摘要:为了解决镁基骨植入物降解速度过快和生物相容性不足的问题,在AZ31合金表面制备了多酚(EGCG)诱导羟基磷灰石(HA)涂层。深入分析了涂层的理化性能和耐蚀性,并初步探讨了其体外生物相容性。结果表明,在AZ31上构建的多酚(EGCG)转化膜可以通过酚羟基与钙离子的络合,成功诱导HA的形成。电化学实验和长期浸渍实验表明,EGCG/HA复合涂层的耐腐蚀性能明显提高。AZ31 - EGCG/HA的自腐蚀电流密度、析氢量和pH值的升高均显著低于AZ31。复合涂层在抑制基体过度腐蚀的基础上,显著提高了成骨前细胞的相容性,支持成骨前细胞的粘附和扩散,有效降低溶血率至5%以下。该涂层制备方法简单,成本低,适用于复杂形状表面,可显著提高AZ31基材的耐腐蚀性和生物相容性。为镁基骨植入物的表面改性提供了一种解决方案。
本文章由计算机程序翻译,如有差异,请以英文原文为准。
查看原文
分享 分享
微信好友 朋友圈 QQ好友 复制链接
本刊更多论文
A polyphenol‐induced hydroxyapatite coating modulates corrosion resistance and biocompatibility of magnesium alloys
Abstract In order to solve the problem of excessive degradation rate and insufficient biocompatibility of magnesium‐based bone implants, a polyphenol (EGCG) induced hydroxyapatite (HA) coating was prepared on the surface of AZ31 alloy. The physical and chemical properties and corrosion resistance of the coating were analysed in depth, and its biocompatibility was preliminarily explored in vitro. The results showed that the polyphenol (EGCG) conversion coating constructed on the AZ31 could successfully induce the formation of HA by complexing the phenolic hydroxyl group with calcium ions. The electrochemical and long‐term immersion experiments showed that the corrosion resistance of EGCG/HA composite coating was significantly improved. The self‐corrosion current density, hydrogen evolution and the increase of pH value of AZ31‐EGCG/HA were significantly lower than those of AZ31. On the basis of inhibiting the excessive corrosion of the substrate, the composite coating significantly improves the compatibility of pre‐osteoblasts, supports the adhesion and spreading and effectively reduces the haemolysis rate to less than 5%. The preparation method of the coating is simple, low cost and suitable for complex shape surfaces, which can significantly improve the corrosion resistance and biocompatibility of the AZ31 substrate.
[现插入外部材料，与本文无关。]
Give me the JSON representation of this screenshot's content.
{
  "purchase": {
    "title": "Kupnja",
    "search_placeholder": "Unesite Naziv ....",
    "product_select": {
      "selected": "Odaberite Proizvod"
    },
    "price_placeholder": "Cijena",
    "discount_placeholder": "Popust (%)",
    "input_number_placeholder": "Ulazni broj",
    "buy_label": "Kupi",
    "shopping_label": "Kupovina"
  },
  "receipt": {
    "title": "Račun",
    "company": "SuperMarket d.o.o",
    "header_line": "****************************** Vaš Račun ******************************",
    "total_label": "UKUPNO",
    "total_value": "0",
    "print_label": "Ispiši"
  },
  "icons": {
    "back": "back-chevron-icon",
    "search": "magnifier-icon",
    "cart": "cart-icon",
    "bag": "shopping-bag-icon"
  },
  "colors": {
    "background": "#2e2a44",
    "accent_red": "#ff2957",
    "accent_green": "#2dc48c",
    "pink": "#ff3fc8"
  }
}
It is expected to provide a solution for the surface modification of magnesium‐based bone implants.
求助全文
通过发布文献求助,成功后即可免费获取论文全文。 去求助
来源期刊
Biosurface and Biotribology
Biosurface and Biotribology Engineering-Mechanical Engineering
CiteScore
1.70
自引率
0.00%
发文量
27
审稿时长
11 weeks
期刊最新文献
Protein hydrogels for biomedical applications Flow field characteristics and drag reduction performance of high–low velocity stripes on the biomimetic imbricated fish scale surfaces Advancements and challenges in bionic joint lubrication biomaterials for sports medicine Biofunctionalisation strategies of material surface and the inspired biological effects for bone repair Enhancing the biological functionality of poly (lactic-co-glycolic acid) cage-like structures through surface modification with micro- and nano-sized hydroxyapatite particles
×
引用
GB/T 7714-2015
复制
MLA
复制
APA
复制
导出至
BibTeX EndNote RefMan NoteFirst NoteExpress
×
×
提示
您的信息不完整,为了账户安全,请先补充。
现在去补充
×
提示
您因"违规操作"
具体请查看互助需知
我知道了
×
提示
现在去查看 取消
×
提示
确定
0
微信
客服QQ
Book学术公众号 扫码关注我们
反馈
×
意见反馈
请填写您的意见或建议
请填写您的手机或邮箱
已复制链接
已复制链接
快去分享给好友吧!
我知道了
×
扫码分享
扫码分享
Book学术官方微信
Book学术文献互助
Book学术文献互助群
群 号:481959085
Book学术
文献互助 智能选刊 最新文献 互助须知 联系我们:info@booksci.cn
Book学术提供免费学术资源搜索服务,方便国内外学者检索中英文文献。致力于提供最便捷和优质的服务体验。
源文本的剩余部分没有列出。